Mazzeo, scuole elemntari
Mazzeo, scuole elemntari

Continue segnalazioni, ma il leitmotiv è sempre lo stesso – I problemi, come ribadito in questi giorni, non riguardano soltanto la scuola Ugo Foscolo. Le recenti piogge, infatti, hanno squarciato il velo di indifferenza che nasconde i nodi mai sciolti delle strutture scolastiche della città di Taormina. Questioni che ormai si trascinano da anni. Il dirigente scolastico di turno, infatti, segnala alle istituzioni le magagne che dovrebbero essere risolte per mettere in sicurezze gli edifici. Lo fa ogni tre mesi, ma le risposte, spesso e volentieri, se arrivano, sono negative. Il leitmotiv “non ci sono soldi” va sempre più di moda e se è vero che da un lato non si può biasimare i comuni italiani, quindi anche Taormina, per la situazione nazionale, dall’altro lato occorre ricordare che la Perla dello Jonio ha degli introiti che altre realtà italiane, e in particolar modo siciliane, possono soltanto immaginarsi.

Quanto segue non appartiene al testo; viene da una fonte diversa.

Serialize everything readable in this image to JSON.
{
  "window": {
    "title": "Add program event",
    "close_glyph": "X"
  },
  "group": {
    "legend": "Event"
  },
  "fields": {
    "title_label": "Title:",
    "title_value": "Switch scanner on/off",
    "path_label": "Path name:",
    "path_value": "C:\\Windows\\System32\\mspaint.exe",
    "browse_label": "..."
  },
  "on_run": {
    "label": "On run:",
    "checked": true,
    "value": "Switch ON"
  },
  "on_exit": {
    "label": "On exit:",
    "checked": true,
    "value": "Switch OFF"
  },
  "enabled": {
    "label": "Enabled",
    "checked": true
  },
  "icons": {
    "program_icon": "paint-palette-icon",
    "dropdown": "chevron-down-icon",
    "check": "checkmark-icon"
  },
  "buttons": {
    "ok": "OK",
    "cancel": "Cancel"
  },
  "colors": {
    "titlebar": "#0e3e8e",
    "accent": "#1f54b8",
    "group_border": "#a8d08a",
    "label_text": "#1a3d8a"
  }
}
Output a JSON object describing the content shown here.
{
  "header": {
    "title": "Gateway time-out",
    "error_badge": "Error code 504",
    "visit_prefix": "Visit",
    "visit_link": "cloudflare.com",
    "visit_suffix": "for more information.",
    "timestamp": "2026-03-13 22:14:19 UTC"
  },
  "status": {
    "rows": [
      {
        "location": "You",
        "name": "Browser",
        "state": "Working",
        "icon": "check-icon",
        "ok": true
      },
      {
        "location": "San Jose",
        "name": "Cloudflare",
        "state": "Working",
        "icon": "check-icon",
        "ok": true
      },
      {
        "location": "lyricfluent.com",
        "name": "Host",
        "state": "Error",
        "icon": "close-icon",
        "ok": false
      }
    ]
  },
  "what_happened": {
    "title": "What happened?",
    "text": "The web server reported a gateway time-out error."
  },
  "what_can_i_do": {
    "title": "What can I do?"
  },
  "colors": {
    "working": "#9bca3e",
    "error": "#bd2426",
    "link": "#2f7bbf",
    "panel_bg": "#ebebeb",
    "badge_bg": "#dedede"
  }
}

In attesa dei fondi del bando – Però questi pensieri arrivano puntuali, come ogni anno, con le piogge. Tra la stagione primaverile e quella estiva si pensa ad altro con buona pace della programmazione. In un contesto del genere la lista, anche per quanto riguarda la scuola dell’Infanzia e quella primaria di Mazzeo e il plesso di Trappitello, in cui si trovano scuola primaria e secondaria, è sempre più lunga e dunque costosa. L’Istituto comprensivo 1 di Taormina ha bisogno di fondi per mettere a punto le sue strutture scolastiche. Si attendono i famosi fondi del bando per quanto riguarda i progetti di riqualificazione di edilizia scolastica. Un’attesa estenuante, un tunnel buio in cui si fatica a vedere la luce. In attesa di tutto ciò, nella scuola dell’Infanzia e quella Primaria di Mazzeo dovrebbe essere realizzato il completamento della recinzione del cortile sia sul lato della strada che su quello della ferrovia; occorrerebbe ripulire i tubi di scolo e i tombini per il deflusso delle acque piovane; servirebbe sostituire il prato sintetico, collocato nel cortile, con un adeguato e igienico tappeto gommato.

Interventi necessari a Mazzeo – Tra i vari lavori si dovrebbe sostituire la saracinesca all’ingresso principale; verificare lo stato delle lesioni presenti e programmare tempestivi e opportuni interventi; si dovrebbero mettere a norma infissi e porte; si dovrebbero posizionare vetri infrangibili nelle porte e nelle finestre con sostituzione del vetro rotto; si dovrebbero installare il sistema di allarme e le luci di emergenza; occorre revisionare l’impianto idrico, elettrico e di climatizzazione; serve installare una presa telefonica nell’atrio del piano terra; sostituire il pavimento nei locali della scuola dell’Infanzia; installare la porta antisfondamento e l’impianto di sicurezza nell’aula di informatica; collocare zanzariere in ogni finestra del plesso; sostituire i vetri lesionati; potenziare l’illuminazione delle plafoniere nell’atrio e nelle aule della scuola dell’Infanzia; potenziare l’arredo scolastico con sei sedie per docenti e dieci sedie per alunni di scuola primaria; si dovrebbero estirpare le erbacce nel terreno limitrofo nel lato nord della struttura.

Interventi necessari a Trappitello – Invece, per quanto riguarda il plesso di Trappitello, in cui si trovano la scuola primaria e quella secondaria, si dovrebbero sostituire i neon non funzionanti; riparare le maniglie rotte; sistemare la porta d’ingresso e le porte interne guaste e pericolose; assestare gli sciacquoni nei bagni non funzionanti; cambiare i vetri nelle due porte d’ingresso; sostituire la chiusura rotta dell’armadio a vetri situato nel secondo piano; smaltire banchi e sedie usurate; riparare il fax, tinteggiare le aule; controllare e verificare tutte le prese di corrente. Si tratta di tanti problemi che ancora non hanno avuto risposta. Nessun riscontro in questi anni. Già, a proposito di buona scuola.